The Secretary shall permit the conditional importation or bringing in of a firearm or ammunition for examination and testing in connection with the making of a determination as to whether the importation or bringing in of such firearm or ammunition will be allowed under this subsection.

Thus, before approving a permit Congress has said that the Secretary may conditionally import a firearm to conduct the appropriate testing, etc. More importantly, however, Congress has made it mandatory for the Secretary to authorize firearms to be imported when the permits are approved. In this case, all parties are in *870agreement that the permits were regularly and properly approved prior to the announcement of the ban on March 13, 1989. The issue in my mind is whether the Secretary, as the head of an agency, may take steps by way of a temporary suspension of permits, already approved, which action, if successful, will render nugatory the express intention of the Congress to authorize the importation. While I hold no brief for some legislation enacted by the Congress, and am fully aware of the special interest pressure which obviously existed when the 1986 amendment was enacted, I have always felt that it was my duty to adhere to the will of Congress wherever the Congress clearly had the jurisdiction and power to act, as it did in this situation.

The majority expresses the view that, despite the 1986 amendment, a temporary suspension for the purpose of reassessing whether the firearms have a sporting purpose is not prohibited. The legislative history does not, in my opinion, justify the foregoing conclusion even though the majority cites a Senate Report, S.Rep. No. 98-583, 98th Cong., 1st Sess. 27 (1984), stating that in the vast majority of cases the use of the mandatory word “shall” will not result in a change of practice. That statement of the majority is correct until we meet, as we now do, a conflict with the circumvention by an agency of what Congress has heretofore provided. A Senate Judiciary Committee reported, 98th Cong., 2d Sess., at 27 (1984), that

[t]he Committee amendment requires the Secretary to authorize the importation of firearms in the listed categories.

Speaking to the same subject, the House Judiciary Committee, House Rec.

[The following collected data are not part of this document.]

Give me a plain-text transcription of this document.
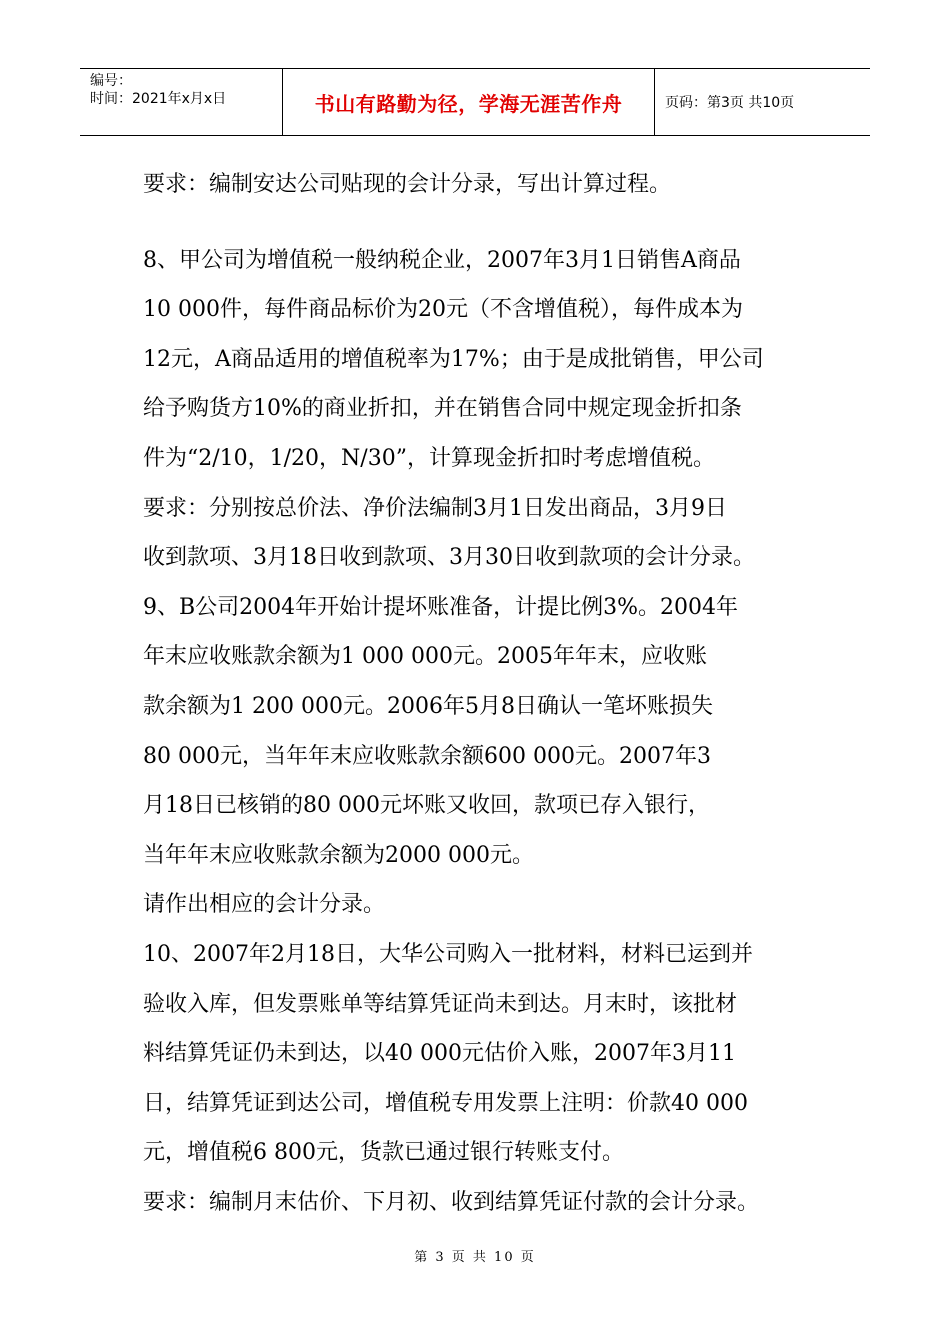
编号：
时间：2021年x月x日	书山有路勤为径，学海无涯苦作舟	页码：第3页 共10页

要求：编制安达公司贴现的会计分录，写出计算过程。

8、甲公司为增值税一般纳税企业，2007年3月1日销售A商品

10 000件，每件商品标价为20元（不含增值税），每件成本为

12元，A商品适用的增值税率为17%；由于是成批销售，甲公司

给予购货方10%的商业折扣，并在销售合同中规定现金折扣条

件为“2/10，1/20，N/30”，计算现金折扣时考虑增值税。

要求：分别按总价法、净价法编制3月1日发出商品，3月9日

收到款项、3月18日收到款项、3月30日收到款项的会计分录。

9、B公司2004年开始计提坏账准备，计提比例3%。2004年

年末应收账款余额为1 000 000元。2005年年末，应收账

款余额为1 200 000元。2006年5月8日确认一笔坏账损失

80 000元，当年年末应收账款余额600 000元。2007年3

月18日已核销的80 000元坏账又收回，款项已存入银行，

当年年末应收账款余额为2000 000元。

请作出相应的会计分录。

10、2007年2月18日，大华公司购入一批材料，材料已运到并

验收入库，但发票账单等结算凭证尚未到达。月末时，该批材

料结算凭证仍未到达，以40 000元估价入账，2007年3月11

日，结算凭证到达公司，增值税专用发票上注明：价款40 000

元，增值税6 800元，货款已通过银行转账支付。

要求：编制月末估价、下月初、收到结算凭证付款的会计分录。

第 3 页 共 10 页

No. 495, 99th Cong., 2d Sess., at 14 (1986), reprinted in 1986 U.S.Code Cong. & Admin.News 1327, 1340, recognized the “problem” and said that the liberalization of the importation of firearms:

Opens up the importation of firearms by mandating the Secretary to authorize importation of a firearm if there is a sport-. ing purpose and eliminating the requirement that the importer has the burden of satisfying the Secretary of the sporting purpose....

When the later permit expires in the latter part of August, the Secretary would have essentially accomplished what he contemplated doing when he issued the ban on March 13, 1989. True, there may have been a taking — an issue not now decided— but the firearms need no longer be received for importation. I do not disagree with the majority in their expression of the strong public interest in immediate action, but this action is not limited to the firearms purchased under two permits regularly issued and approved, but not yet delivered to the owner because of the temporary suspension, said to be 90 days but vague as to its commencement date and with no assurance that anything will be done at any definite time.

Believing that the statutory authority was exceeded in this case, I would affirm the district court.